E sulla propria attività nell’Unicef dice: «L’Unicef è l’unica associazione in grado di creare corridoi umanitari in Sudan, o di entrare a Burma quando, a seguito dell’ tsunami di qualche anno fa, il governo chiuse le frontiere per evitare atti di sciacallaggio. È una delle organizzazioni che meglio spendono i soldi ricevuti. Come diceva mia madre, dal dopoguerra la situazione è migliorata, muoiono meno bambini e le nuove tecnologie permettono cure più immediate».
«Ma come era Audrey nella sua vita privata?» domanda l’ex direttore della Gazzetta del Mezzogiorno.

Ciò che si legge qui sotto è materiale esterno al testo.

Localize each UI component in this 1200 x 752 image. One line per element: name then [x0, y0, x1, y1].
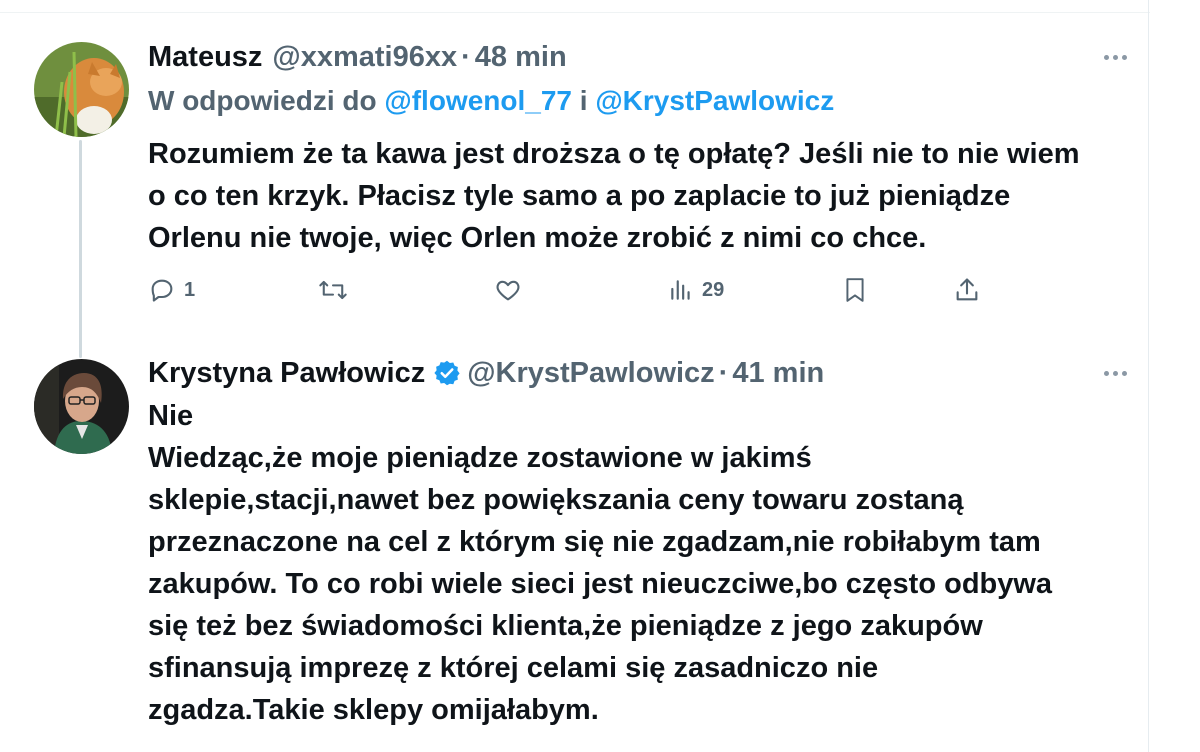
more-icon[interactable]	[1104, 50, 1132, 64]
tweet-header: Mateusz @xxmati96xx · 48 min	[148, 37, 567, 77]
reply-icon	[151, 279, 173, 302]
mention-link[interactable]: @flowenol_77	[384, 85, 572, 116]
avatar[interactable]	[34, 42, 129, 137]
separator-dot: ·	[461, 40, 471, 73]
reply-prefix: W odpowiedzi do	[148, 85, 377, 116]
tweet-text: Rozumiem że ta kawa jest droższa o tę op…	[148, 133, 1138, 259]
tweet-text-line: Rozumiem że ta kawa jest droższa o tę op…	[148, 138, 1080, 170]
views-button[interactable]: 29	[668, 275, 724, 305]
bookmark-button[interactable]	[842, 275, 868, 305]
reply-count: 1	[184, 278, 196, 301]
views-count: 29	[702, 278, 725, 301]
reply-button[interactable]: 1	[148, 275, 195, 305]
avatar[interactable]	[34, 359, 129, 454]
tweet-header: Krystyna Pawłowicz @KrystPawlowicz · 41 …	[148, 353, 824, 393]
separator-dot: ·	[718, 356, 729, 389]
more-icon[interactable]	[1104, 366, 1132, 380]
bookmark-icon	[846, 278, 864, 302]
tweet-text-line: Orlenu nie twoje, więc Orlen może zrobić…	[148, 222, 927, 254]
tweet-text-line: Wiedząc,że moje pieniądze zostawione w j…	[148, 442, 812, 474]
timeline-border	[1148, 0, 1149, 752]
tweet-text-line: o co ten krzyk. Płacisz tyle samo a po z…	[148, 180, 1011, 212]
tweet-text-line: sfinansują imprezę z której celami się z…	[148, 652, 879, 684]
retweet-button[interactable]	[318, 275, 356, 305]
retweet-icon	[319, 280, 347, 300]
timestamp[interactable]: 48 min	[475, 41, 567, 74]
verified-badge-icon	[433, 359, 461, 387]
reply-conjunction: i	[579, 85, 588, 116]
like-button[interactable]	[494, 275, 530, 305]
display-name[interactable]: Krystyna Pawłowicz	[148, 357, 425, 390]
tweet-text-line: zgadza.Takie sklepy omijałabym.	[148, 694, 599, 726]
tweet-actions: 1 29	[148, 275, 988, 305]
views-icon	[671, 280, 690, 300]
display-name[interactable]: Mateusz	[148, 41, 262, 74]
tweet-mateusz[interactable]: Mateusz @xxmati96xx · 48 min W odpowiedz…	[0, 0, 1148, 340]
user-handle[interactable]: @KrystPawlowicz	[467, 357, 714, 390]
share-button[interactable]	[953, 275, 981, 305]
tweet-text-line: Nie	[148, 400, 194, 432]
tweet-text: Nie Wiedząc,że moje pieniądze zostawione…	[148, 395, 1138, 731]
tweet-text-line: się też bez świadomości klienta,że pieni…	[148, 610, 983, 642]
timestamp[interactable]: 41 min	[732, 357, 824, 390]
tweet-text-line: przeznaczone na cel z którym się nie zga…	[148, 526, 1041, 558]
tweet-text-line: zakupów. To co robi wiele sieci jest nie…	[148, 568, 1053, 600]
tweet-krystyna-pawlowicz[interactable]: Krystyna Pawłowicz @KrystPawlowicz · 41 …	[0, 340, 1148, 752]
share-icon	[956, 278, 978, 301]
reply-context: W odpowiedzi do @flowenol_77 i @KrystPaw…	[148, 85, 834, 117]
like-icon	[496, 280, 520, 301]
user-handle[interactable]: @xxmati96xx	[272, 41, 457, 74]
tweet-text-line: sklepie,stacji,nawet bez powiększania ce…	[148, 484, 964, 516]
mention-link[interactable]: @KrystPawlowicz	[595, 85, 834, 116]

«Mia madre non si è mai definita bella o speciale. Si reputava un pacchetto di imperfezioni che funziona. Noi invece le dicevamo che era un perfetto pacchetto di imperfezioni. La sua grandezza è che è stata sempre lei. Scoperto uno stile che le si confaceva, l’ha conservato» è la risposta dell’ospite, che sulla carriera cinematografica della genitrice aggiunge: «Non credo che ci sia un film preferito. Ha fatto pochi film, rispetto ad altre attrici con una carriera più importante, come Elisabeth Taylor. Ma ognuno di quei ruoli le ha permesso di accrescere esperienza e amicizie. Un film che non le è piaciuto è “Insieme a Parigi”, mentre fu delusa da “Verdi dimore”, diretto da mio padre. Mio padre era un buon produttore, ma non un buon regista e non avrebbe dovuto dirigere quel film».
L’ospite ha parlato anche del rapporto con suo padre, Mel Ferrer, primo marito dell’attrice e anche lui attore: «Soffriva perché la sua stella era in calo, mentre quella di mia madre era in ascesa. Era costretto a vivere dietro le quinte».
«Hai mai pensato di fare l’attore?» è l’ultima domanda di Patruno. Al quale Hepburn Ferrer risponde di no, ricordando il consiglio dei genitori di evitare quel mestiere.